The question is much more than an academic one, for on the answer to it will depend our whole conception of the development of Hebrew prophecy. Sacerdotal interests, e.g., here receive a prominence in prophecy which we are accustomed to associate only with the period after the exile. Here again, the promises are for Judah, the threats for her enemies -- an attitude also characteristic of post-exilic prophecy: it is customary to deny to the pre-exilic prophets any word of promise or consolation to their own people. Obviously if the priest and the element of promise have already so assured a place in the earliest of the prophets, the ordinary view of the course of prophecy will have to be seriously modified.
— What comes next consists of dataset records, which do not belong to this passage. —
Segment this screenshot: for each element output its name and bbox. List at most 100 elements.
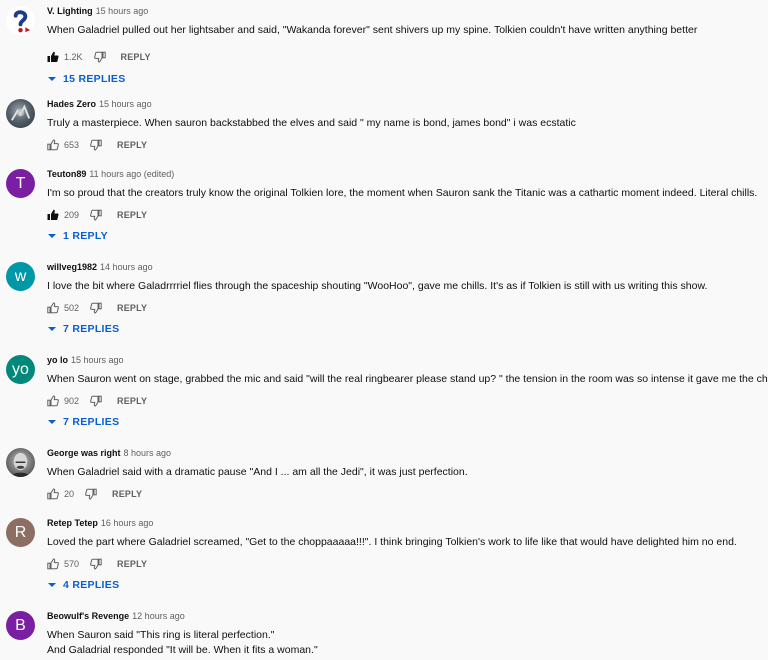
view-replies-button[interactable]: 7 REPLIES bbox=[47, 323, 119, 335]
caret-down-icon bbox=[48, 583, 56, 587]
reply-button[interactable]: REPLY bbox=[117, 210, 147, 220]
avatar-letter: T bbox=[15, 174, 26, 192]
avatar-letter: w bbox=[14, 267, 27, 285]
reply-button[interactable]: REPLY bbox=[117, 559, 147, 569]
timestamp[interactable]: 11 hours ago (edited) bbox=[89, 169, 174, 179]
avatar[interactable]: w bbox=[6, 262, 35, 291]
comment-actions: 902 REPLY bbox=[47, 395, 147, 407]
comment-text: When Galadriel said with a dramatic paus… bbox=[47, 465, 468, 480]
comment-text-line: Truly a masterpiece. When sauron backsta… bbox=[47, 117, 576, 129]
dislike-icon[interactable] bbox=[90, 139, 102, 151]
like-count: 653 bbox=[64, 140, 80, 150]
replies-label: 7 REPLIES bbox=[63, 323, 120, 335]
replies-label: 15 REPLIES bbox=[63, 73, 126, 85]
comment-actions: 1.2K REPLY bbox=[47, 51, 151, 63]
like-count: 1.2K bbox=[64, 52, 83, 62]
comment-text-line: I'm so proud that the creators truly kno… bbox=[47, 187, 758, 199]
comment-header: V. Lighting 15 hours ago bbox=[47, 6, 148, 16]
caret-down-icon bbox=[48, 77, 56, 81]
comment-actions: 502 REPLY bbox=[47, 302, 147, 314]
avatar[interactable]: B bbox=[6, 611, 35, 640]
like-count: 209 bbox=[64, 210, 80, 220]
dislike-icon[interactable] bbox=[90, 558, 102, 570]
dislike-icon[interactable] bbox=[90, 395, 102, 407]
avatar[interactable]: R bbox=[6, 518, 35, 547]
comment-text-line: When Galadriel pulled out her lightsaber… bbox=[47, 24, 698, 36]
author-name[interactable]: V. Lighting bbox=[47, 6, 93, 16]
author-name[interactable]: willveg1982 bbox=[47, 262, 97, 272]
replies-label: 7 REPLIES bbox=[63, 416, 120, 428]
comment-text: When Galadriel pulled out her lightsaber… bbox=[47, 23, 697, 38]
comment-text-line: When Sauron went on stage, grabbed the m… bbox=[47, 373, 768, 385]
caret-down-icon bbox=[48, 420, 56, 424]
dislike-icon[interactable] bbox=[90, 209, 102, 221]
like-icon[interactable] bbox=[47, 51, 59, 63]
comment-text: I love the bit where Galadrrrriel flies … bbox=[47, 279, 707, 294]
like-count: 570 bbox=[64, 559, 80, 569]
comment-actions: 653 REPLY bbox=[47, 139, 147, 151]
timestamp[interactable]: 12 hours ago bbox=[132, 611, 185, 621]
avatar[interactable]: yo bbox=[6, 355, 35, 384]
caret-down-icon bbox=[48, 234, 56, 238]
like-icon[interactable] bbox=[47, 302, 59, 314]
comment-text-line: Loved the part where Galadriel screamed,… bbox=[47, 536, 737, 548]
comment-header: willveg1982 14 hours ago bbox=[47, 262, 153, 272]
avatar-letter: B bbox=[15, 616, 26, 634]
comment-text: When Sauron went on stage, grabbed the m… bbox=[47, 372, 768, 387]
view-replies-button[interactable]: 7 REPLIES bbox=[47, 416, 119, 428]
comment-header: George was right 8 hours ago bbox=[47, 448, 171, 458]
timestamp[interactable]: 15 hours ago bbox=[99, 99, 152, 109]
dislike-icon[interactable] bbox=[90, 302, 102, 314]
like-icon[interactable] bbox=[47, 395, 59, 407]
comment-text-line: And Galadrial responded "It will be. Whe… bbox=[47, 643, 318, 656]
avatar[interactable]: T bbox=[6, 169, 35, 198]
replies-label: 1 REPLY bbox=[63, 230, 108, 242]
timestamp[interactable]: 14 hours ago bbox=[100, 262, 153, 272]
comment-text: I'm so proud that the creators truly kno… bbox=[47, 186, 757, 201]
author-name[interactable]: Hades Zero bbox=[47, 99, 96, 109]
like-icon[interactable] bbox=[47, 139, 59, 151]
comment-header: Teuton89 11 hours ago (edited) bbox=[47, 169, 174, 179]
comment-text: When Sauron said "This ring is literal p… bbox=[47, 628, 318, 657]
timestamp[interactable]: 15 hours ago bbox=[71, 355, 124, 365]
comment-text: Loved the part where Galadriel screamed,… bbox=[47, 535, 737, 550]
replies-label: 4 REPLIES bbox=[63, 579, 120, 591]
view-replies-button[interactable]: 15 REPLIES bbox=[47, 73, 126, 85]
avatar[interactable] bbox=[6, 99, 35, 128]
like-icon[interactable] bbox=[47, 209, 59, 221]
author-name[interactable]: Retep Tetep bbox=[47, 518, 98, 528]
timestamp[interactable]: 16 hours ago bbox=[101, 518, 154, 528]
comment-header: Retep Tetep 16 hours ago bbox=[47, 518, 153, 528]
reply-button[interactable]: REPLY bbox=[117, 140, 147, 150]
caret-down-icon bbox=[48, 327, 56, 331]
like-icon[interactable] bbox=[47, 488, 59, 500]
author-name[interactable]: George was right bbox=[47, 448, 121, 458]
timestamp[interactable]: 8 hours ago bbox=[124, 448, 172, 458]
comment-header: yo lo 15 hours ago bbox=[47, 355, 124, 365]
avatar[interactable] bbox=[6, 448, 35, 477]
dislike-icon[interactable] bbox=[93, 51, 106, 63]
like-count: 502 bbox=[64, 303, 80, 313]
author-name[interactable]: yo lo bbox=[47, 355, 68, 365]
comment-text-line: When Sauron said "This ring is literal p… bbox=[47, 629, 275, 641]
like-icon[interactable] bbox=[47, 558, 59, 570]
timestamp[interactable]: 15 hours ago bbox=[96, 6, 149, 16]
view-replies-button[interactable]: 4 REPLIES bbox=[47, 579, 119, 591]
dislike-icon[interactable] bbox=[85, 488, 97, 500]
avatar[interactable] bbox=[6, 6, 35, 35]
author-name[interactable]: Teuton89 bbox=[47, 169, 86, 179]
like-count: 902 bbox=[64, 396, 80, 406]
comment-actions: 20 REPLY bbox=[47, 488, 142, 500]
reply-button[interactable]: REPLY bbox=[117, 303, 147, 313]
comment-header: Beowulf's Revenge 12 hours ago bbox=[47, 611, 185, 621]
avatar-letter: yo bbox=[12, 360, 29, 378]
comment-text: Truly a masterpiece. When sauron backsta… bbox=[47, 116, 576, 131]
comment-actions: 209 REPLY bbox=[47, 209, 147, 221]
avatar-letter: R bbox=[14, 523, 27, 541]
author-name[interactable]: Beowulf's Revenge bbox=[47, 611, 129, 621]
reply-button[interactable]: REPLY bbox=[117, 396, 147, 406]
reply-button[interactable]: REPLY bbox=[121, 52, 151, 62]
comment-text-line: I love the bit where Galadrrrriel flies … bbox=[47, 280, 708, 292]
reply-button[interactable]: REPLY bbox=[112, 489, 142, 499]
view-replies-button[interactable]: 1 REPLY bbox=[47, 230, 108, 242]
The lack of emphasis displayed by Joel on the ethical aspect of religion, which has been made to tell in favour of a late date, might tell equally well in favour of a very early one. Indeed, the book is either very early or very late; and, if early, it represents what we might call the pre-prophetic type of Israel's religion, and especially the non-moral aspirations of those who, in Amos's time, longed for the day of Jehovah, and did not know that for them it meant thick darkness, without a streak of light across it (Amos v.18). On the whole, however, the balance leans to a post-exilic date. The Jewish dispersion seems to be implied, iii.2. The strange visitation of locusts suggests to the prophet the mysterious army from the north, ii.20, which had haunted the pages of Ezekiel (xxxviii., xxxix.); and in this book, prophecy (i., ii.) merges into apocalyptic (iii., iv.).